= Wilkomirski syndrome =

Non-Jews presenting as Jewish Holocaust survivors

Wilkomirski syndrome (Wilkomirski-Syndrom) is a public phenomenon when non-Jews present themselves as Jewish Holocaust survivors or Jews with a Holocaust trauma in the family. It is considered fraudulent and is particularly common as a form of literary fraud in the Holocaust memoir circuit. The term is a reference to the Munchausen syndrome and is named after Binjamin Wilkomirski, the pseudonym used by the author of Fragments: Memories of a Wartime Childhood (1995), a false memoir which initially received positive publicity and several awards. The 1998 revelation that the book was based on fabrications initiated public discussions in Germany, and in 2001 the Moses Mendelssohn Center for European Jewish Studies hosted a conference on "Das Wilkomirski-Syndrom".

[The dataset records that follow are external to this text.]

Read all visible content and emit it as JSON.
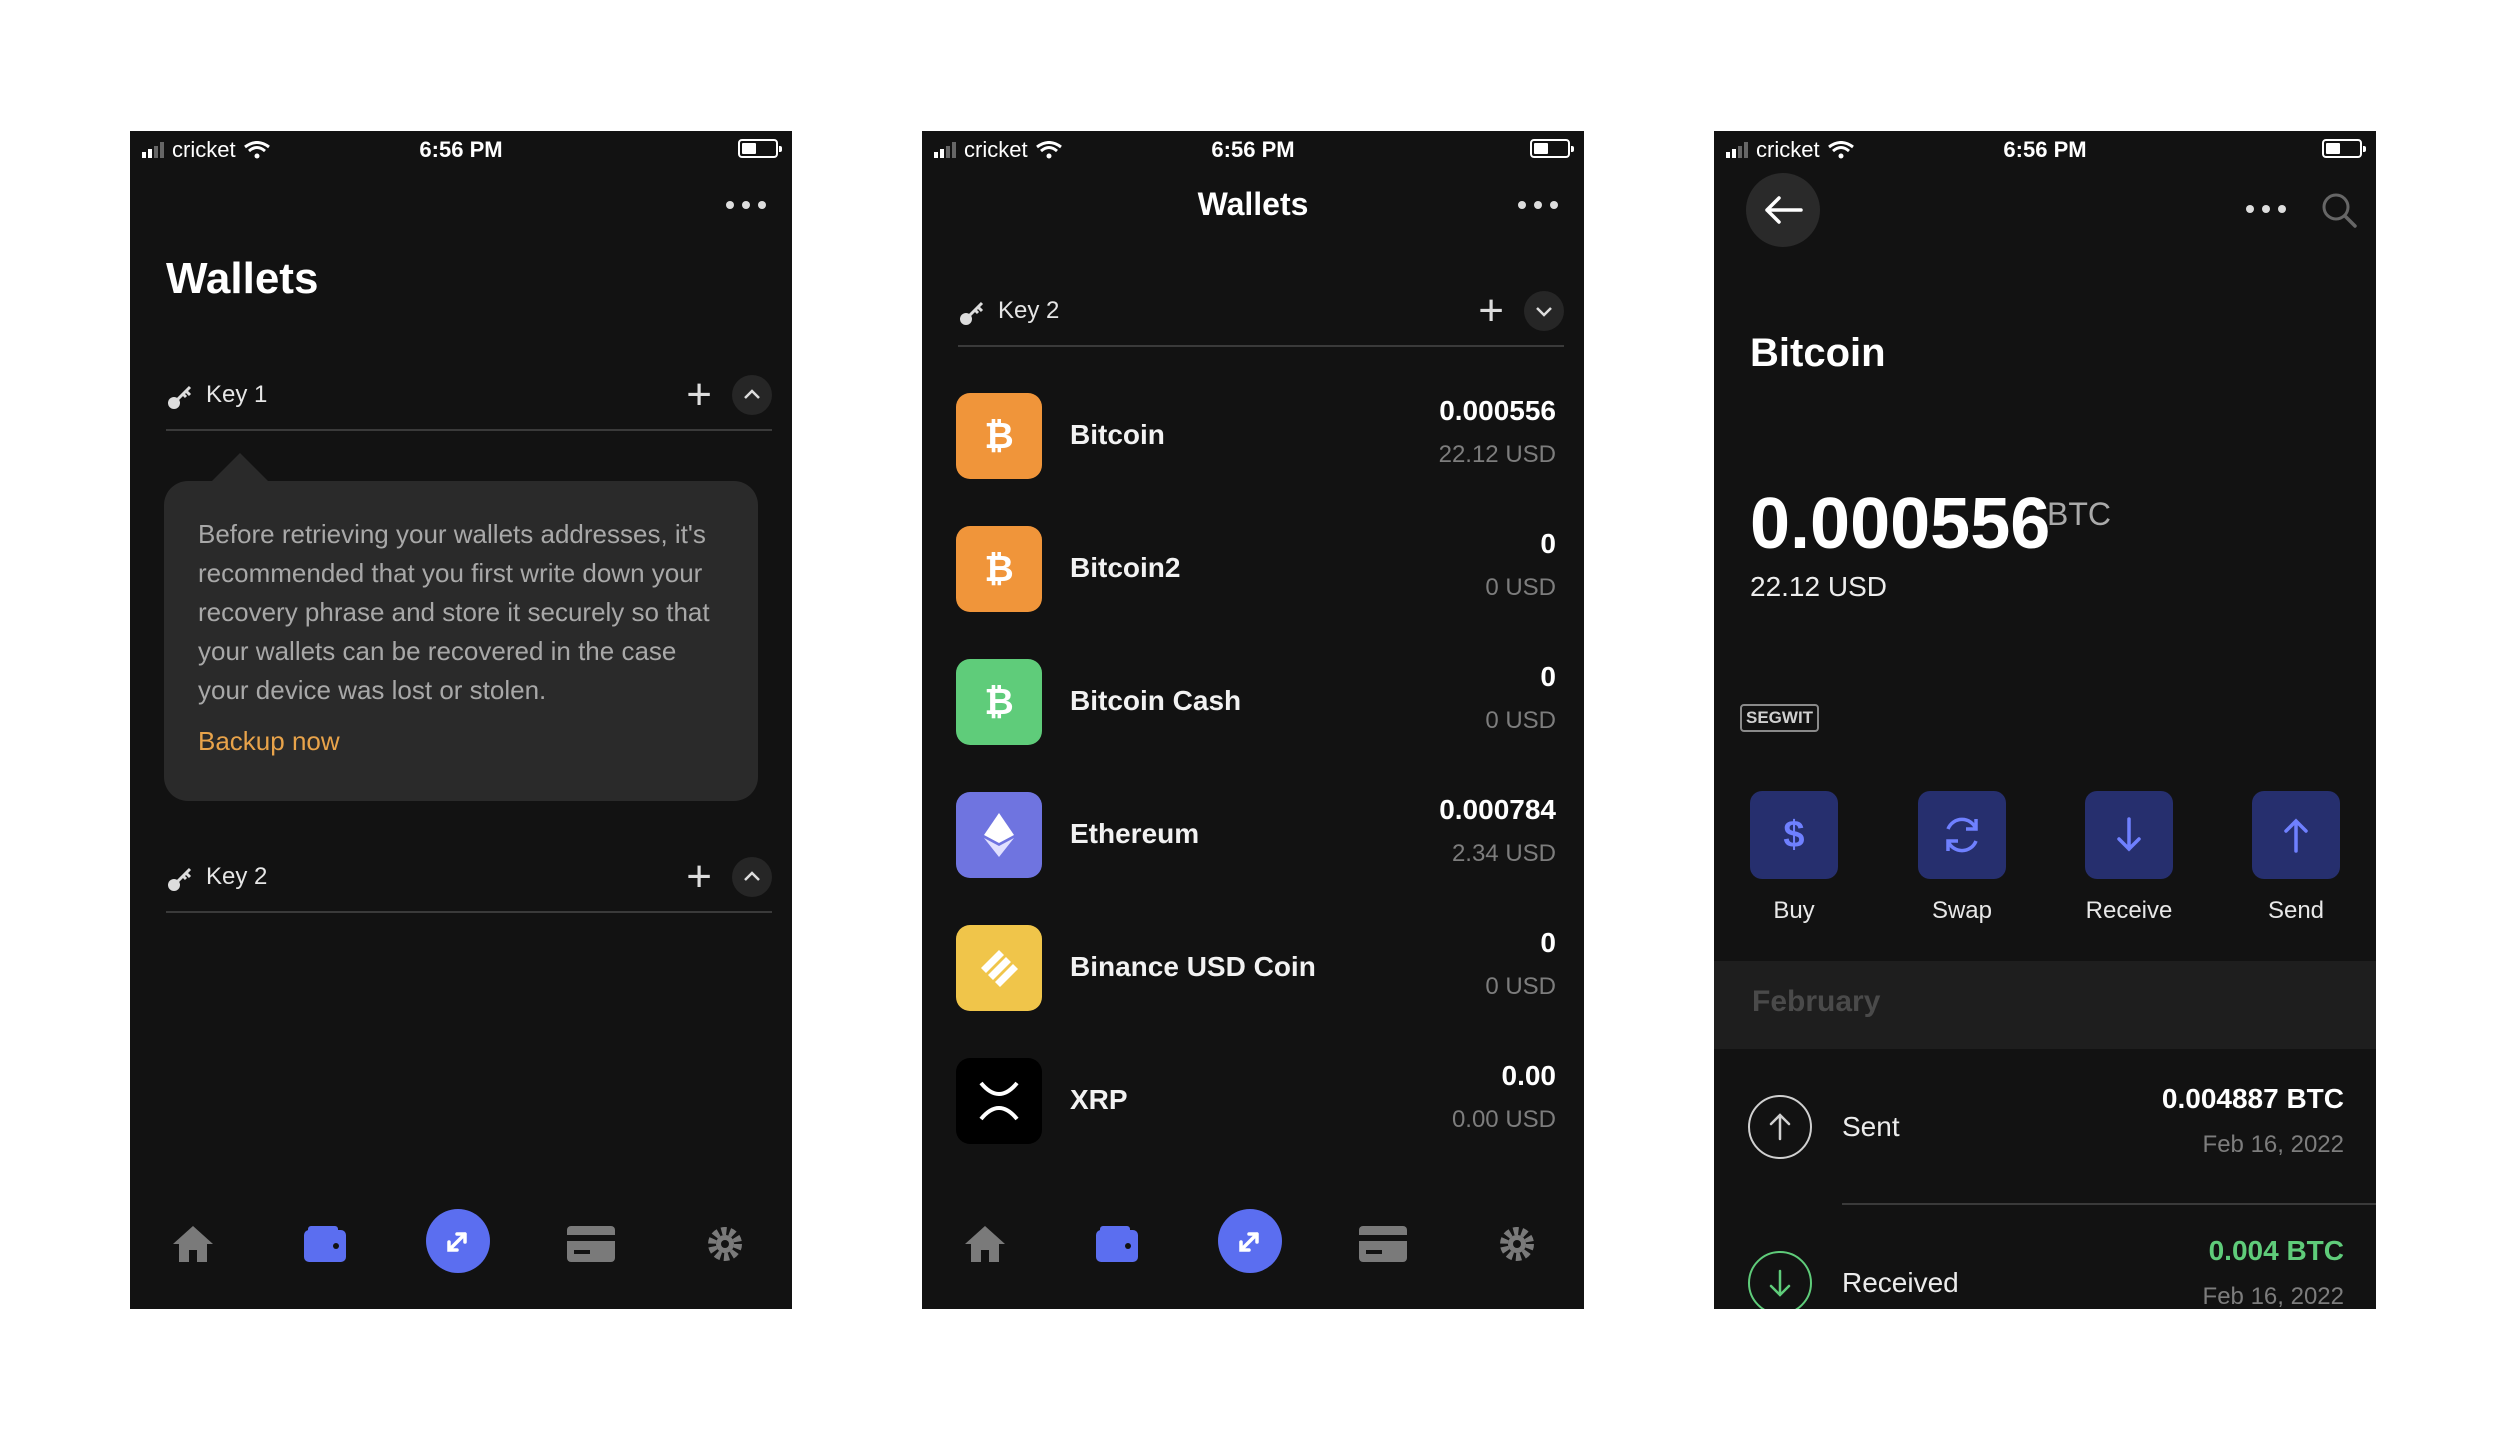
{
  "status": {
    "carrier": "cricket",
    "time": "6:56 PM"
  },
  "screen1": {
    "title": "Wallets",
    "key1_label": "Key 1",
    "key2_label": "Key 2",
    "tip_text": "Before retrieving your wallets addresses, it's recommended that you first write down your recovery phrase and store it securely so that your wallets can be recovered in the case your device was lost or stolen.",
    "backup_label": "Backup now"
  },
  "screen2": {
    "title": "Wallets",
    "key_label": "Key 2",
    "wallets": [
      {
        "name": "Bitcoin",
        "amount": "0.000556",
        "usd": "22.12 USD",
        "color": "#f0953a"
      },
      {
        "name": "Bitcoin2",
        "amount": "0",
        "usd": "0 USD",
        "color": "#f0953a"
      },
      {
        "name": "Bitcoin Cash",
        "amount": "0",
        "usd": "0 USD",
        "color": "#5fcc7a"
      },
      {
        "name": "Ethereum",
        "amount": "0.000784",
        "usd": "2.34 USD",
        "color": "#6f74e0"
      },
      {
        "name": "Binance USD Coin",
        "amount": "0",
        "usd": "0 USD",
        "color": "#f0c54a"
      },
      {
        "name": "XRP",
        "amount": "0.00",
        "usd": "0.00 USD",
        "color": "#000000"
      }
    ]
  },
  "screen3": {
    "coin_title": "Bitcoin",
    "balance": "0.000556",
    "balance_unit": "BTC",
    "balance_usd": "22.12 USD",
    "badge": "SEGWIT",
    "actions": [
      "Buy",
      "Swap",
      "Receive",
      "Send"
    ],
    "month": "February",
    "transactions": [
      {
        "label": "Sent",
        "amount": "0.004887 BTC",
        "date": "Feb 16, 2022",
        "color": "#ffffff"
      },
      {
        "label": "Received",
        "amount": "0.004 BTC",
        "date": "Feb 16, 2022",
        "color": "#5fcc7a"
      }
    ]
  },
  "colors": {
    "accent": "#5b6ef0",
    "backup": "#e8a34a",
    "action_bg": "#262f6e",
    "received": "#5fcc7a"
  }
}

Daniel Ganzfried, the journalist who broke the story about Wilkomirski, argues that the case should be seen as a product of a larger industry of Holocaust-related material and academic Holocaust studies, where economic incentives lead to the creation of material of little or no value. In addition to concern over the fraud acts themselves, many cases of false Holocaust stories are also criticized for enabling Holocaust denier claims as to the supposed falsification of the wider events of the genocide. Later cases that have been discussed in Germany as examples of the Wilkomirski syndrome include Fabian Wolff, Wolfgang Seibert, Peter Loth, and Marie Sophie Hingst.

== Cases ==
===Authors===
- Marie Sophie Hingst
- Misha Defonseca
- Rosemarie Koczy
- Rosemarie Pence
- Laurel Rose Willson

===Other public figures===
- George Santos, falsely claimed his grandparents were Jewish Holocaust refugees
- Enric Marco, former member of Amical de Mauthausen
- Peter Loth (born 1943), a co-plaintiff in the trial against a former Stutthof concentration camp guard, claimed to have been born in the camp and subjected to medical experiments as a child.

===Works===
- Fragments: Memories of a Wartime Childhood (1995)
- Misha: A Mémoire of the Holocaust Years (1997)
- Hannah: From Dachau to the Olympics and Beyond (2005)
- Angel at the Fence (2009)
- The Man Who Broke into Auschwitz (2011)

== In media ==
In the 2007 film The Memory Thief, a young man grows obsessed with the Holocaust and begins to believe that he is a Holocaust survivor.